Friday, August 31, 2007

A Near-Death Experience

Dateline -- Denver Airport, August 29

I’m going to try not to complain about that stupid little one-quart Zip-Loc bag that TSA, the airport security people, make you jam all your liquids and aerosols and gels into. (Note to self: ask around to find out many terrorist acts this ridiculous rule has stopped.) But bear in mind that all of the post-9/11 security regulations were put into place by a presidential administration that also brought us Katrina recovery and, frankly, 9/11 — but that’s another subject. . .

Anyway . . . because of the one-quart Zip-Loc bag rule — I’m not checking any luggage on this tour, at Lee Child’s suggestion — I’ve run out of some basic necessities.
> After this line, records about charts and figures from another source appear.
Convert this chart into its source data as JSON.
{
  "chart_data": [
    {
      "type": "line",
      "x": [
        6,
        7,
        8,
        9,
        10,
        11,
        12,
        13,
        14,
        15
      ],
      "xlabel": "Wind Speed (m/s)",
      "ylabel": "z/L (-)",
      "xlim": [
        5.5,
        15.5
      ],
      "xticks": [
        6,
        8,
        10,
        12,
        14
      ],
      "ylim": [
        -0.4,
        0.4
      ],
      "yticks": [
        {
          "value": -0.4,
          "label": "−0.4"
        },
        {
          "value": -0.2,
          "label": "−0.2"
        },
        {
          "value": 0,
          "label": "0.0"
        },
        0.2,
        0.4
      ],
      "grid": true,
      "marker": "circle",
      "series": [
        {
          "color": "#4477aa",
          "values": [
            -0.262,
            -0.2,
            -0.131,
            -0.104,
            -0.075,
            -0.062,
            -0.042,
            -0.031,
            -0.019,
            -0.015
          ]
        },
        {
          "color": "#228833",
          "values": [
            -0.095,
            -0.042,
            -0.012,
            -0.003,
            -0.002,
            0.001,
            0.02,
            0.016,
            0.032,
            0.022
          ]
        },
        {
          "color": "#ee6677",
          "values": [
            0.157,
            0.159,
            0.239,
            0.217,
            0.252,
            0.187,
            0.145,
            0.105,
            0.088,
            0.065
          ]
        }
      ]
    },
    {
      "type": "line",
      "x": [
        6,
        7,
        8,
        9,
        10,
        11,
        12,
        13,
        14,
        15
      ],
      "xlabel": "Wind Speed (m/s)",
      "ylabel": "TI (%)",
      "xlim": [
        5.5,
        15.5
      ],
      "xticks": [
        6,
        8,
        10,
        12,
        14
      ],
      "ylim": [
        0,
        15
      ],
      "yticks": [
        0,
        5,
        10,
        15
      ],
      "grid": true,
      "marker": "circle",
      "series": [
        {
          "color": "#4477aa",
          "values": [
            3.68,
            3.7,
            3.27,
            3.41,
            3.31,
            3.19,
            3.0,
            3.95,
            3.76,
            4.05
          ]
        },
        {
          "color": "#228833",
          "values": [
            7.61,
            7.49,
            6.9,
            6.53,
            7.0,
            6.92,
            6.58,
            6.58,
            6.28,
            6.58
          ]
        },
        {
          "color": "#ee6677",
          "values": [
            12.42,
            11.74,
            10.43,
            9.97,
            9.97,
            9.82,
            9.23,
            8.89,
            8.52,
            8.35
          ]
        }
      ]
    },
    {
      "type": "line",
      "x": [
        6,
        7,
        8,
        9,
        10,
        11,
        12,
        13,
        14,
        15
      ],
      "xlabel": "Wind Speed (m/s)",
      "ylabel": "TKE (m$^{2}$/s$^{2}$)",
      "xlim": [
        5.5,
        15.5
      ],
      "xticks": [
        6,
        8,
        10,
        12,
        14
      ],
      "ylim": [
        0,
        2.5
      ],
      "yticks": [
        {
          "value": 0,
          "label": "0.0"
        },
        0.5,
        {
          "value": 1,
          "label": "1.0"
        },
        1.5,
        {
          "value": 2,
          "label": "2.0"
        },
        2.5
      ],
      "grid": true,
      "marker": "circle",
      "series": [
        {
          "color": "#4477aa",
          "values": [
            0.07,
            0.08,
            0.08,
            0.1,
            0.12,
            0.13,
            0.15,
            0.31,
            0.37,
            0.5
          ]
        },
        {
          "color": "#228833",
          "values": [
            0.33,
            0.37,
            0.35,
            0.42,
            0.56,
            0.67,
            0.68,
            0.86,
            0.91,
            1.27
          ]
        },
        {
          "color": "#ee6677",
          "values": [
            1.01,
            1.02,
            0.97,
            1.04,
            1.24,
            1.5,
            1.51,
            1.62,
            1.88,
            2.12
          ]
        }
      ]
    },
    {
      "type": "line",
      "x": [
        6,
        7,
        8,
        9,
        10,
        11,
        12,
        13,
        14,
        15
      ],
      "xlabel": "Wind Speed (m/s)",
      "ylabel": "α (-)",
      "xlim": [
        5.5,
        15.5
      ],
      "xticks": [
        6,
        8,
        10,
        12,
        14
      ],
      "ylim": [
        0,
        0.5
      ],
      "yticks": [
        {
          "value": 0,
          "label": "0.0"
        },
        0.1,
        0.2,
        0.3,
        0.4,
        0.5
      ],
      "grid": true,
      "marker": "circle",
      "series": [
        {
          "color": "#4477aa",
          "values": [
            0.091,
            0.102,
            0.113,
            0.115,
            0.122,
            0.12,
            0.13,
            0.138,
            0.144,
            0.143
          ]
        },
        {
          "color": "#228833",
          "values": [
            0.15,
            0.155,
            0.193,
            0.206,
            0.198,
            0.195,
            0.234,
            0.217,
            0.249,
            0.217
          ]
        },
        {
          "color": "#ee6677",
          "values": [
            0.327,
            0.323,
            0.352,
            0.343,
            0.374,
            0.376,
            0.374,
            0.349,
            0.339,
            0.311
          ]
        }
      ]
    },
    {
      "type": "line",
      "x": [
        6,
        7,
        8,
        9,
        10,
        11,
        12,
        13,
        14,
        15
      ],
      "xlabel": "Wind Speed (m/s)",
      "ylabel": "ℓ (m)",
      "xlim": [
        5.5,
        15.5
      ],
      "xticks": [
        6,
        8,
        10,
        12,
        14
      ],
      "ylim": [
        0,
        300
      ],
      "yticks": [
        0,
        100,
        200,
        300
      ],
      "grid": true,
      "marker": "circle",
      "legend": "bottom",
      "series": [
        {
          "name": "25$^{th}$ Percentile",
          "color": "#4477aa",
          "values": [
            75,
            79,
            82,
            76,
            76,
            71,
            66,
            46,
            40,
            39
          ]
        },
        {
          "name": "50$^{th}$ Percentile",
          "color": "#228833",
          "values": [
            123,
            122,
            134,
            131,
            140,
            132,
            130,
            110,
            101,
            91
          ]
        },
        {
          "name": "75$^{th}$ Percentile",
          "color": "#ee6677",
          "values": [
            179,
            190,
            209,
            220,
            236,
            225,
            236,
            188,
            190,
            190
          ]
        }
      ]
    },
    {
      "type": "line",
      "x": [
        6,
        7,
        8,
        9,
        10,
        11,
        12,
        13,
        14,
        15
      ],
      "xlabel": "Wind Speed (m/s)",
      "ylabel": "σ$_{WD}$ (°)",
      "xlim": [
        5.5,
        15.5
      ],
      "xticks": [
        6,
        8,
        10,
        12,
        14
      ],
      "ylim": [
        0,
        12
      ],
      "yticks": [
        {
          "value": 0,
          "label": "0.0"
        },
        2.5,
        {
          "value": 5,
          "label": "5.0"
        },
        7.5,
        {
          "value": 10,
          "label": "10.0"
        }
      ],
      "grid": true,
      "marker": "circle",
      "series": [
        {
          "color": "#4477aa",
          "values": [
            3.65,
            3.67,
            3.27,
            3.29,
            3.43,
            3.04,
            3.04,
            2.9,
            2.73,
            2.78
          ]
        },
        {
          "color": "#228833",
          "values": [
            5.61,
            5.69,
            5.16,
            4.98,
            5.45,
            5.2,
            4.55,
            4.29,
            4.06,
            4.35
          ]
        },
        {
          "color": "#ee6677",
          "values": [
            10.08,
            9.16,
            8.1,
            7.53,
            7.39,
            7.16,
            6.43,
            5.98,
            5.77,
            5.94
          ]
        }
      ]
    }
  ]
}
Like toothpaste. So the folks at the Grand Hyatt in downtown Denver give me directions to a Walgreen’s a few blocks away. The concierge tells me it’s located on a “pedestrian mall” on 16th Street.

Red-eyed and inadequately caffeinated and not seeing too well, I stroll along the pedestrian mall, admiring the variety of shops (Jamba Juice — my favorite! Time for a double wheatgrass shot!) and the abundant outdoor seating.

Suddenly there’s a blast of a horn, and I’m almost hit by a bus. It scrapes my shoulder and the side of my face.

When they told me this was a “pedestrian mall,” they forgot to mention the shuttle buses — hybrid-electric buses that zoom along quietly, and apparently don’t stop for pedestrians.

My Starbucks venti coffee is all over the ground, but otherwise, no harm done.

An enjoyable appearance at High Crimes, the mystery bookstore in Boulder, owned by one of the leading mystery mavens, Cynthia Nye.

Borders has moved POWER PLAY to their Major New table at 30% off — a big step up from last week. It’s really selling there, too.

Another ridiculously early flight the next morning. The night before, I put in a wake-up call for 5:15 a.m.

The call never came. I find myself scrambling around, trying to get some coffee in me, enough to pack up. Yes, the glamorous life of an author on tour. Where’s my stretch lizine?

The Denver airport has a shuttle that runs between terminals and plays honky-tonk piano music at intervals. It also has a recorded message, a woman’s voice chiding passengers, “You are delaying the departure of this train!” This is not good for Denver’s friendly image. Someone should do something about that.